I have always believed the intent of our classification system was to ensure diversity within our ranks. So I'm not about to question the intent of our classification system, but I am about to question the way it is often interpreted and applied when recruiting members into our clubs, some of which hold up our classification system as some sort of benchmark, and even a barrier to entry.
The average millennial (born between 1977 and 1997, now aged between 18 & 38) is expected to have 15 – 20 jobs over their working life. Can you comprehend how absurd our classification system
must appear to our next generation of Rotarians?
I want to introduce a term that I will be using in recruitment conversations this year, and that term is “Vocational Diversity”. The way I see it, our classification system seems to identify a horizontal plane of professions into which Rotary wants us pigeon-holed. Picture if you will, a line of professions: Doctor, Architect, Teacher, Retailer, Public Servant, Accountant, Police Officer. It’s true that many of us do already fit into one of these or similar professional groups, or what Rotary calls “classifications”.
But now I want you to think of a vertical line, which better describes the stage you are at in your career, than the career itself. That line may include student, apprentice, employee, supervisor, manager, CEO, self-employed and retiree. It might even include “stay-at-home parent”. We also have representatives of all of these groups within our ranks, but the Rotary classification system struggles to cope with this method of identification, which is why I think “Vocational Diversity” is a more contemporary concept. I see the classification system solely as one of horizontal diversity, but if we want to grow into a truly diverse organisation, I feel we need to be far more accommodating of diversity on that vertical plane as well.

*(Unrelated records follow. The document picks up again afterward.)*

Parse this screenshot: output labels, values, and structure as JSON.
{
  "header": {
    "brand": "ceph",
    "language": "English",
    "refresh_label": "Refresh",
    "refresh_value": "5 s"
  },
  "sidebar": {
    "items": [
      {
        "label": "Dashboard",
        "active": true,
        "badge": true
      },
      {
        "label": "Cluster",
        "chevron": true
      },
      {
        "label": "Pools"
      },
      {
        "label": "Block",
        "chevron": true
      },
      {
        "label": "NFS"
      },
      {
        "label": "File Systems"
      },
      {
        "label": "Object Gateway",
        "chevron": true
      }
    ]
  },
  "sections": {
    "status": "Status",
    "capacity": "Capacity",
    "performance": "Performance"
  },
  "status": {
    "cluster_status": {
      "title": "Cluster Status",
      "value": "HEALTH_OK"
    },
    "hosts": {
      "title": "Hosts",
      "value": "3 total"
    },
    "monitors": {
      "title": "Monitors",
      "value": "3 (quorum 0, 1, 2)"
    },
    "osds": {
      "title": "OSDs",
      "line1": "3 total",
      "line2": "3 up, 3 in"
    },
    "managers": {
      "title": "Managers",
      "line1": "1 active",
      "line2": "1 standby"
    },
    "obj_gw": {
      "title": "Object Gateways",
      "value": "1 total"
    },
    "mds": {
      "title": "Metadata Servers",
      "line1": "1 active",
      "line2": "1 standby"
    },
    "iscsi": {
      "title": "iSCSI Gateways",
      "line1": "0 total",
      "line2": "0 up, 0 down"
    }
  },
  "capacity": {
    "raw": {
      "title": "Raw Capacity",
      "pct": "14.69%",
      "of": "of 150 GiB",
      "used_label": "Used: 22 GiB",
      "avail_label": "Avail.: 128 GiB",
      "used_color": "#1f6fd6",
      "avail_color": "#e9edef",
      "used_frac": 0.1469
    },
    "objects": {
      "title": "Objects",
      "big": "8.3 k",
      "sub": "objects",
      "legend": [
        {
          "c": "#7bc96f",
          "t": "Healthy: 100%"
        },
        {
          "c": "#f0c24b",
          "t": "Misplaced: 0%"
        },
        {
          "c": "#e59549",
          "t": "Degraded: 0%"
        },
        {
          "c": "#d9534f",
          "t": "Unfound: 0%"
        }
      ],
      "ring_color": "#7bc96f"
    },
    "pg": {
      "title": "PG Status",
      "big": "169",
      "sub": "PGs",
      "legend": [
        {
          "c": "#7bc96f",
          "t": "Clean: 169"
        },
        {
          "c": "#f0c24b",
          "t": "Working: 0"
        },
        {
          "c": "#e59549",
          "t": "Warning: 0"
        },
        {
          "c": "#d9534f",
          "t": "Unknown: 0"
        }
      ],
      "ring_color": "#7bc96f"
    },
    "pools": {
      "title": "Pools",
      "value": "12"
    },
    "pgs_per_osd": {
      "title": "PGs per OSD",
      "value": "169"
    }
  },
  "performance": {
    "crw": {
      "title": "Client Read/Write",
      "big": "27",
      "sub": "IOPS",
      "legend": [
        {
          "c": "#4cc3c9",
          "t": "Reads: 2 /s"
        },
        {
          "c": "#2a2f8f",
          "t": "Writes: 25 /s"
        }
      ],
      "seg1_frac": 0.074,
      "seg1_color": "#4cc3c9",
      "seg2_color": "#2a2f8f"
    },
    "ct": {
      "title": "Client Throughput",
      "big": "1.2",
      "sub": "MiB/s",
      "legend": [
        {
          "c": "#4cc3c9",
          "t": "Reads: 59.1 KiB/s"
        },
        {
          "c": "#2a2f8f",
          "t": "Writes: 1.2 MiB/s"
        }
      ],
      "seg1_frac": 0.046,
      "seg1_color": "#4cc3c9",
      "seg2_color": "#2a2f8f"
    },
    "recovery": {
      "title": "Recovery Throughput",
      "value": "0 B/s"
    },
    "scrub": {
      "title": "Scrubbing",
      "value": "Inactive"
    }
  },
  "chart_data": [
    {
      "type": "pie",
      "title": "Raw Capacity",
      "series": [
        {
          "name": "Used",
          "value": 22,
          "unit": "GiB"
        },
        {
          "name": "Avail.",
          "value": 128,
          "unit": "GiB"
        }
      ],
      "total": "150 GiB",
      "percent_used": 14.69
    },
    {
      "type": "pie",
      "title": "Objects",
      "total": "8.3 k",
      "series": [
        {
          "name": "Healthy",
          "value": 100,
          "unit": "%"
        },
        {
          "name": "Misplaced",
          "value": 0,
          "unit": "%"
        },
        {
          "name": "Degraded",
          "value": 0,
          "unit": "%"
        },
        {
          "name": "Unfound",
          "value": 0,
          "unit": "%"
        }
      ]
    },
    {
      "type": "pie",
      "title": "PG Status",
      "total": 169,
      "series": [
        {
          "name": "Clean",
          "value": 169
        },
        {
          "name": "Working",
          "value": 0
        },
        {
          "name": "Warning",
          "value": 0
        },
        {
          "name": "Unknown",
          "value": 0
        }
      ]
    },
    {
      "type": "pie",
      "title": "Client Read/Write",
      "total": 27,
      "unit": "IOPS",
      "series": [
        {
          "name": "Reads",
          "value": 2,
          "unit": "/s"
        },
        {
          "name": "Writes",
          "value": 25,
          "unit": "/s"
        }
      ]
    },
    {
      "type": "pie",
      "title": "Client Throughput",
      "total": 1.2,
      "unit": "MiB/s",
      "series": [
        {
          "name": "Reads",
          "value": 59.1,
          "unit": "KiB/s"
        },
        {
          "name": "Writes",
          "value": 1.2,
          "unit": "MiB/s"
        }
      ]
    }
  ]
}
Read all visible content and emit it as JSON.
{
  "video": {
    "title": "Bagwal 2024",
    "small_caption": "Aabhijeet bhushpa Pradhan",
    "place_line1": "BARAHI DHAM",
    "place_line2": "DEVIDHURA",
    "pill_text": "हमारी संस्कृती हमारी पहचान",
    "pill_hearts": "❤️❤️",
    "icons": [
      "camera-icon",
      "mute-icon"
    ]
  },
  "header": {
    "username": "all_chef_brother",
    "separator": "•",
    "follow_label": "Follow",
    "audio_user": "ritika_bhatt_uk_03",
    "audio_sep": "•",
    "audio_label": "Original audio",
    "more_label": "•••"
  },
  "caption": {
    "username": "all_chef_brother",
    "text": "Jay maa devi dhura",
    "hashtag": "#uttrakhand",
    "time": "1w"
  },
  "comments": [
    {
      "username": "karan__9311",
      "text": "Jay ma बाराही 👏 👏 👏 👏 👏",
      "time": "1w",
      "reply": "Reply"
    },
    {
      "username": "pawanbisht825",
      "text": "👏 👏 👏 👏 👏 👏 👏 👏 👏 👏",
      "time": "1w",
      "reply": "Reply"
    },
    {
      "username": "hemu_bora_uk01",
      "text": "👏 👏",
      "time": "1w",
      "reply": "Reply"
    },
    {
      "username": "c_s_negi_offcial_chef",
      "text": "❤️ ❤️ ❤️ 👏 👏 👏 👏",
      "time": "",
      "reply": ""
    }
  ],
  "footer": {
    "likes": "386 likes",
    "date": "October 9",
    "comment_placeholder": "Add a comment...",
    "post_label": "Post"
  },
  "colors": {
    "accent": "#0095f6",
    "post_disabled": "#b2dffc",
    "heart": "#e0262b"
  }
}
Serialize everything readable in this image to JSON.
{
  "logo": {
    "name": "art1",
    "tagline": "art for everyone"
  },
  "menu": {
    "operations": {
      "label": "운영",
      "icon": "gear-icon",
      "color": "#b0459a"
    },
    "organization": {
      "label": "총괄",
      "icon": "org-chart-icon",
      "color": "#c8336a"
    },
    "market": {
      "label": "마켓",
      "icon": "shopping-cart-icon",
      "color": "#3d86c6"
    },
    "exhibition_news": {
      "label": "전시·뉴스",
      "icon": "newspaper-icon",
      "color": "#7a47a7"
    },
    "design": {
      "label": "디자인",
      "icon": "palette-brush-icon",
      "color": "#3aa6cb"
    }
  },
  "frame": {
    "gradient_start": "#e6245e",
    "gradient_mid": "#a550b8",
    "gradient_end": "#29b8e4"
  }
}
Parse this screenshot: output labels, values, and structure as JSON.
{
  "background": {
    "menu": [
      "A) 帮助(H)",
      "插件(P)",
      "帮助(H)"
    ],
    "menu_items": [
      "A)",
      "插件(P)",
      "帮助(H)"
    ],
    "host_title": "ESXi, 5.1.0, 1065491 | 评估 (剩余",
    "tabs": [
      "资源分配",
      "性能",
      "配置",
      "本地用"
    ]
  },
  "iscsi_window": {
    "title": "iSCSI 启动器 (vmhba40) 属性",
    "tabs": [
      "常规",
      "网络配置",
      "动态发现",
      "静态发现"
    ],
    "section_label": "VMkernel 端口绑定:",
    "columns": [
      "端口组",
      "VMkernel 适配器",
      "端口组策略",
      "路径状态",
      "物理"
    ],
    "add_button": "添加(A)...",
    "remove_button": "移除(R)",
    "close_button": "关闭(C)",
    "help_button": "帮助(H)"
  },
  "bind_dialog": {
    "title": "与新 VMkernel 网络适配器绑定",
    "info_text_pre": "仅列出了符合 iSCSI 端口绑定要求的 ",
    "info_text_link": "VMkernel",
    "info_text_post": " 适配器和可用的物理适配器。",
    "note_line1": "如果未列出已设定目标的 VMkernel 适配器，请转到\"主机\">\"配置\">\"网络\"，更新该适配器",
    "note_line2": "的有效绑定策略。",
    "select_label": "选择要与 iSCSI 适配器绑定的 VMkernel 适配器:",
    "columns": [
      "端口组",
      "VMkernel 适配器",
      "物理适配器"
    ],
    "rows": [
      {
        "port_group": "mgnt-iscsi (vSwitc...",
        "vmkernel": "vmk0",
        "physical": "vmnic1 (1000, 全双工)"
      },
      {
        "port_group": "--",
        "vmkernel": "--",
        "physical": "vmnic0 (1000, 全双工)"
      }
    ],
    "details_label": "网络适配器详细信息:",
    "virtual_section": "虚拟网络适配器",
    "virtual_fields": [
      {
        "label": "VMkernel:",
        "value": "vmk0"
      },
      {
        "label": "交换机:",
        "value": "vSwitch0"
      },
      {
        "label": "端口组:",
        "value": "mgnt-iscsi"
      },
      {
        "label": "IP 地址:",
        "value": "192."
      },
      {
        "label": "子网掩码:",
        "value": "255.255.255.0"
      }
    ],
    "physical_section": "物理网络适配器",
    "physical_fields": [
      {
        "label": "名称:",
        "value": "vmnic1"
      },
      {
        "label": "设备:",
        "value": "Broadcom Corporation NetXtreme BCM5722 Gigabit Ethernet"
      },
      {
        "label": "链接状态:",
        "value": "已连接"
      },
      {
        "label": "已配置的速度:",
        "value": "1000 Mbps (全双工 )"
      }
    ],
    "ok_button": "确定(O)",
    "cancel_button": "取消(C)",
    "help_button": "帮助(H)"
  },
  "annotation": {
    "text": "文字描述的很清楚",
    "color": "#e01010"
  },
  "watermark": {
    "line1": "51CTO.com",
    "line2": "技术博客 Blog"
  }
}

I recently conducted a club membership survey across the district, and included a question on the employment status of members. The result is the pie chart pictured. One of the myths we happily peddle is that Rotary is an organisation of CEOs and powerful business people. The statistics would suggest in fact that we are an organisation of retirees, although it’s reasonable to assume that some of those retirees were once from big business.
Retirees are an extremely valuable group within our organisation. They have more spare time to contribute and the life experience to act as mentors to our younger members, but they often lack the current business and professional networks to further our recruitment efforts. Executives, CEOs and managers of big business seem to lack that available time to contribute to Rotary. Perhaps the best lesson to learn from this is that rather than targeting specific groups such as executives and “big business”, we would be better off targeting the sort of people that will make the best Rotarians, i.e. recruit on personality type and motivation, rather than employment status.
I would like to leave you with a quote from another organisation that we Rotarians could learn from: “We define our leaders by the way we think, not by our title.”